Let's hope you gave her 17 years of serious "innoculation advice" about the joys of "They'll always treat you like dirt in the morning ... and brag about it too" on budding college romances, hooking up, what happens to guys & girls brains on alcohol and drugs, industrial levels of course, all birth control fails sometime so you might want to wait, and all that. You seem to be direct and must be so with your dauhter too, so since you "Imply" that promiscuity is bad, I hope you believe it for the sake of your daughter.

So far so good with 2 sons (who respected their dates) and 2 daughters, the Baby now a freshman at party central beach school UCSB.

And yes when the babies were born at home with Scandanvian nurse midwives, the wife nursed them until the next one came along, and we took a pass on the pertusis vaccine and gave them the "Killed polio" vaccine which was a real pain in the ass to order out of Canada. But we had uncerstanding Doc's.

And for all the commentary, the wife is still a health nut worksout and I'll bet she looks better naked than anyone else on this blog.

As for those kids, its not a brag, but we do strongly have a religious belief in "Cause and effect"

... All 4 A students, all accepted into

Thanks for letting me know about this important Vaccine and all the evil people at my Church who must oppose this horrible thing.

I ask my daughter when we see her in a couple of weeks what she thinks about this vaccine and if she is interested in getting it.

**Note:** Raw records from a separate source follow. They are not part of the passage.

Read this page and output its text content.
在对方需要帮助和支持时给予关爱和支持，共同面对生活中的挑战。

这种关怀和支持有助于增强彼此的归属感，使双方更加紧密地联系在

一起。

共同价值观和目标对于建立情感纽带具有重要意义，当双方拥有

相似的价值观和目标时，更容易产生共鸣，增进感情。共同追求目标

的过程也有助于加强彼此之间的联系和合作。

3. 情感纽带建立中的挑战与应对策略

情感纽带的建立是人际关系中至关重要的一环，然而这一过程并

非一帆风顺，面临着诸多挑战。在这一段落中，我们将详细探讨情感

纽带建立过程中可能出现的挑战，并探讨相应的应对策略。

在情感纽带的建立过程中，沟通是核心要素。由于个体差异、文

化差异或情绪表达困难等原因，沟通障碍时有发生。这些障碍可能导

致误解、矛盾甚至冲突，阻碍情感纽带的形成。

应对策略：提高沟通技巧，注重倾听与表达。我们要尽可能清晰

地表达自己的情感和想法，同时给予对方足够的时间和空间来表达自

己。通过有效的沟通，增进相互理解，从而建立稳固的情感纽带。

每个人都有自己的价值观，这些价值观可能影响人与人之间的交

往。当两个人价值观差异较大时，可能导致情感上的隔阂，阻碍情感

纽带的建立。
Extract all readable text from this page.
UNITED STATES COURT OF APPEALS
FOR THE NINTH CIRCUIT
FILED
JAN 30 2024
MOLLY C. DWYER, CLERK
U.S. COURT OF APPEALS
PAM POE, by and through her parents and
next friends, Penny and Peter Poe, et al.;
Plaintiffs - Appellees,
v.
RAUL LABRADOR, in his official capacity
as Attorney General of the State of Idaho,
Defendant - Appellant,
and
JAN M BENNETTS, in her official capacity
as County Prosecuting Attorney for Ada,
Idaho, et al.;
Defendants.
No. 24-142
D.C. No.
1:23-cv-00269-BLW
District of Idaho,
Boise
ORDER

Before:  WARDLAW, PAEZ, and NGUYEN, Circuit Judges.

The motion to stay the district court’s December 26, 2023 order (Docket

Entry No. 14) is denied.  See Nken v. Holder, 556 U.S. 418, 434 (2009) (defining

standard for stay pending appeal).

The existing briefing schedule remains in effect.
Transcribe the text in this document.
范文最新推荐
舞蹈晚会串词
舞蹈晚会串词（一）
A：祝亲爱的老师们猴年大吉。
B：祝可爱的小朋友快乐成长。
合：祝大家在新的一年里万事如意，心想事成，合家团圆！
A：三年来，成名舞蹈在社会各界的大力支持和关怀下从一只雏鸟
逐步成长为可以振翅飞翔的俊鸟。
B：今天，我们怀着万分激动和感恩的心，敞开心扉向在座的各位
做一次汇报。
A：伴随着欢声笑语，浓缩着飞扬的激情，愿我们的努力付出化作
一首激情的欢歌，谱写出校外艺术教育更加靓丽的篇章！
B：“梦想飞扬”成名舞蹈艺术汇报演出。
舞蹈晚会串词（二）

Since hooking up isn't a big deal around our town, but it is where she lives now ... maybe she'll want to choose that promiscuous lifestyle for herself in the end...
... and want "some" protection.

Think they've got anything in the works for Syph, gonnorea, crabs, chlamydia, and the host of other fun diseases ? She might want vaccination for those too don't you think ?

As for the brother who had four kinds of malaria over six years, AFTER he had all the vaccinations ... he still believes in vaccines, but not as sure bet "Wonder drugs".